Parliamentary summer recess will begin in Moldova unusually early this year: some lawmakers will go to international resorts already before this upcoming weekend.
On Tuesday, the Parliament Permanent Bureau, which usually gathers to work out agendas of plenary meetings for subsequent 2 weeks, decided all of a sudden that the current Spring-Summer Session would be completed on July 13.
To somehow compensate for such an early departure, the Bureau decided that plenary meetings this week will be held not only on Thursday and Friday as usual but also on Wednesday, and deputies are going to consider over 30 bills, including such essential ones as the draft Law on 2013 Budget-and-Tax Policy and amendments to the Law on the 2012 State Budget.
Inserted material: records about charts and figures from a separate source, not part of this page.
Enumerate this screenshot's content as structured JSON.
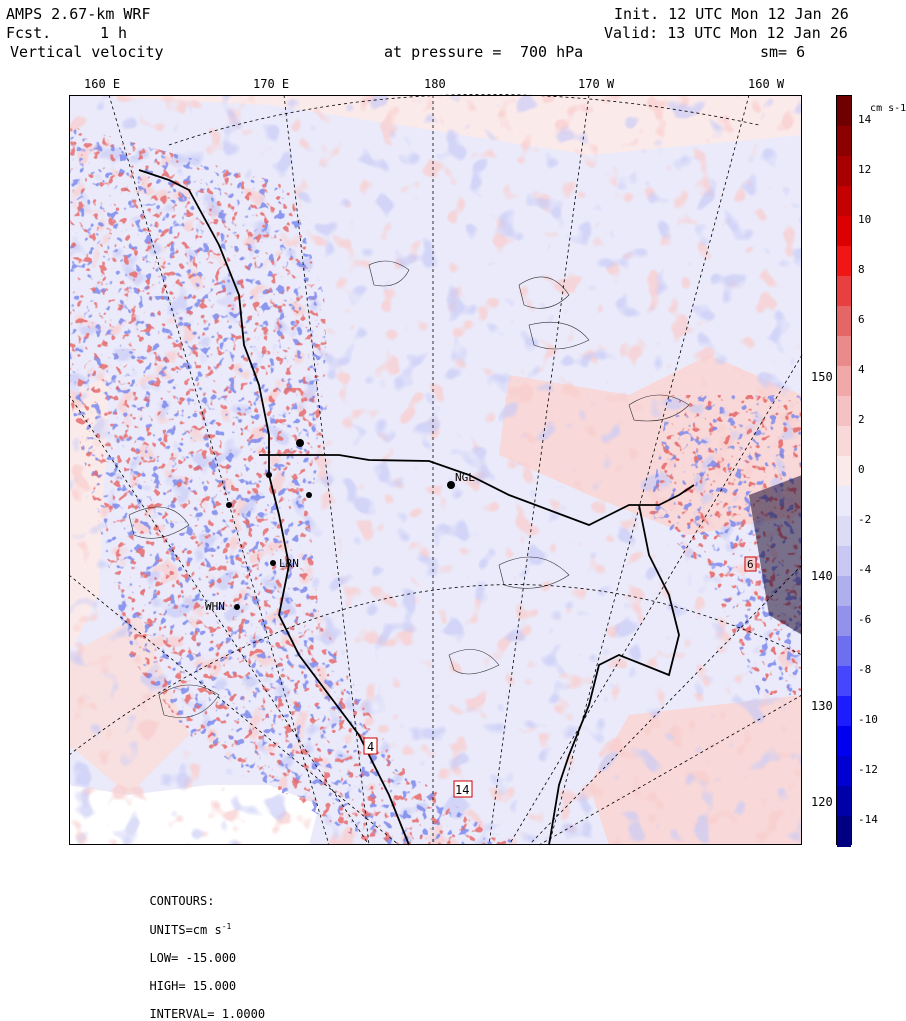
{
  "header": {
    "model": "AMPS 2.67-km WRF",
    "fcst_label": "Fcst.",
    "fcst_value": "1 h",
    "field": "Vertical velocity",
    "init": "Init. 12 UTC Mon 12 Jan 26",
    "valid": "Valid: 13 UTC Mon 12 Jan 26",
    "pressure_label": "at pressure =",
    "pressure_value": "700 hPa",
    "smoothing": "sm= 6"
  },
  "longitude_labels": [
    "160 E",
    "170 E",
    "180",
    "170 W",
    "160 W"
  ],
  "latitude_labels": [
    "150 W",
    "140 W",
    "130 W",
    "120 W"
  ],
  "colorbar": {
    "units": "cm s-1",
    "tick_labels": [
      "14",
      "12",
      "10",
      "8",
      "6",
      "4",
      "2",
      "0",
      "-2",
      "-4",
      "-6",
      "-8",
      "-10",
      "-12",
      "-14"
    ],
    "range": [
      -15,
      15
    ],
    "colors": [
      "#000080",
      "#0000a8",
      "#0000d0",
      "#0000f0",
      "#1c1cff",
      "#4646ff",
      "#6e6ef0",
      "#9292ec",
      "#afafee",
      "#c8c8f2",
      "#dcdcf6",
      "#eaeafa",
      "#fbeaea",
      "#f8d8d8",
      "#f4c2c2",
      "#f0a8a8",
      "#ea8a8a",
      "#e56666",
      "#e84040",
      "#f01616",
      "#dd0000",
      "#c40000",
      "#a80000",
      "#8c0000",
      "#700000"
    ]
  },
  "station_labels": [
    "NGL",
    "LRN",
    "WHN",
    "4",
    "14",
    "6"
  ],
  "footer": {
    "contours_label": "CONTOURS:",
    "units_label": "UNITS=cm s",
    "units_exp": "-1",
    "low": "LOW= -15.000",
    "high": "HIGH= 15.000",
    "interval": "INTERVAL= 1.0000"
  }
}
Lawmakers will come back from the recess only in early autumn.
Some local observers are explaining the sudden decision by the AEI parliamentary majority to go on vacations with their desire to avoid the open parliamentary hearings being initiated by the Communist opposition to discuss the crisis-like situation developing in the farm sector and questions of ensuring the country’s food security.
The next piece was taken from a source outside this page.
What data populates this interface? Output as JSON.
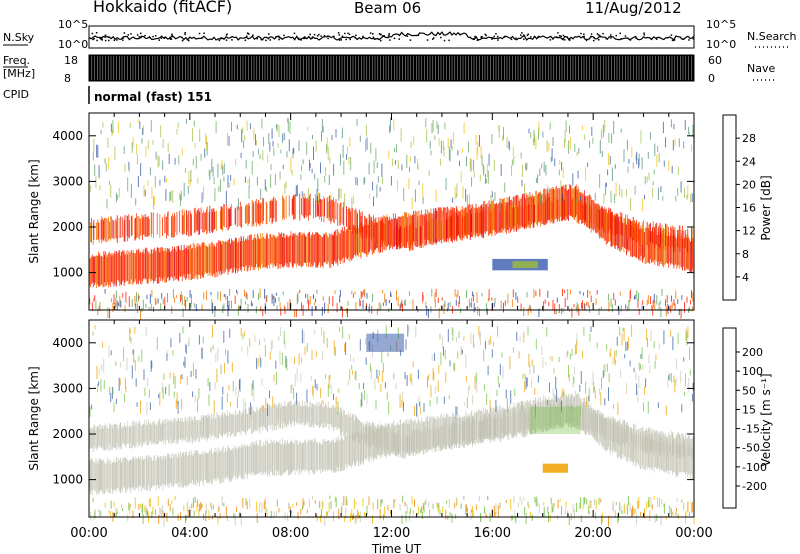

The Communist Party is demanding to organize such hearings without delay – on July 19-20 at the latest because they say the continuing draught demands immediate measures. On Tuesday, the parliamentary Communist faction organized special hearings of profiled specialists, and Minister of Agriculture and Food Industry Vasile Bumacov admitted that the situation is really very tough and the grain harvest, in particular wheat grain, is going to be about one-third poorer than in 2011.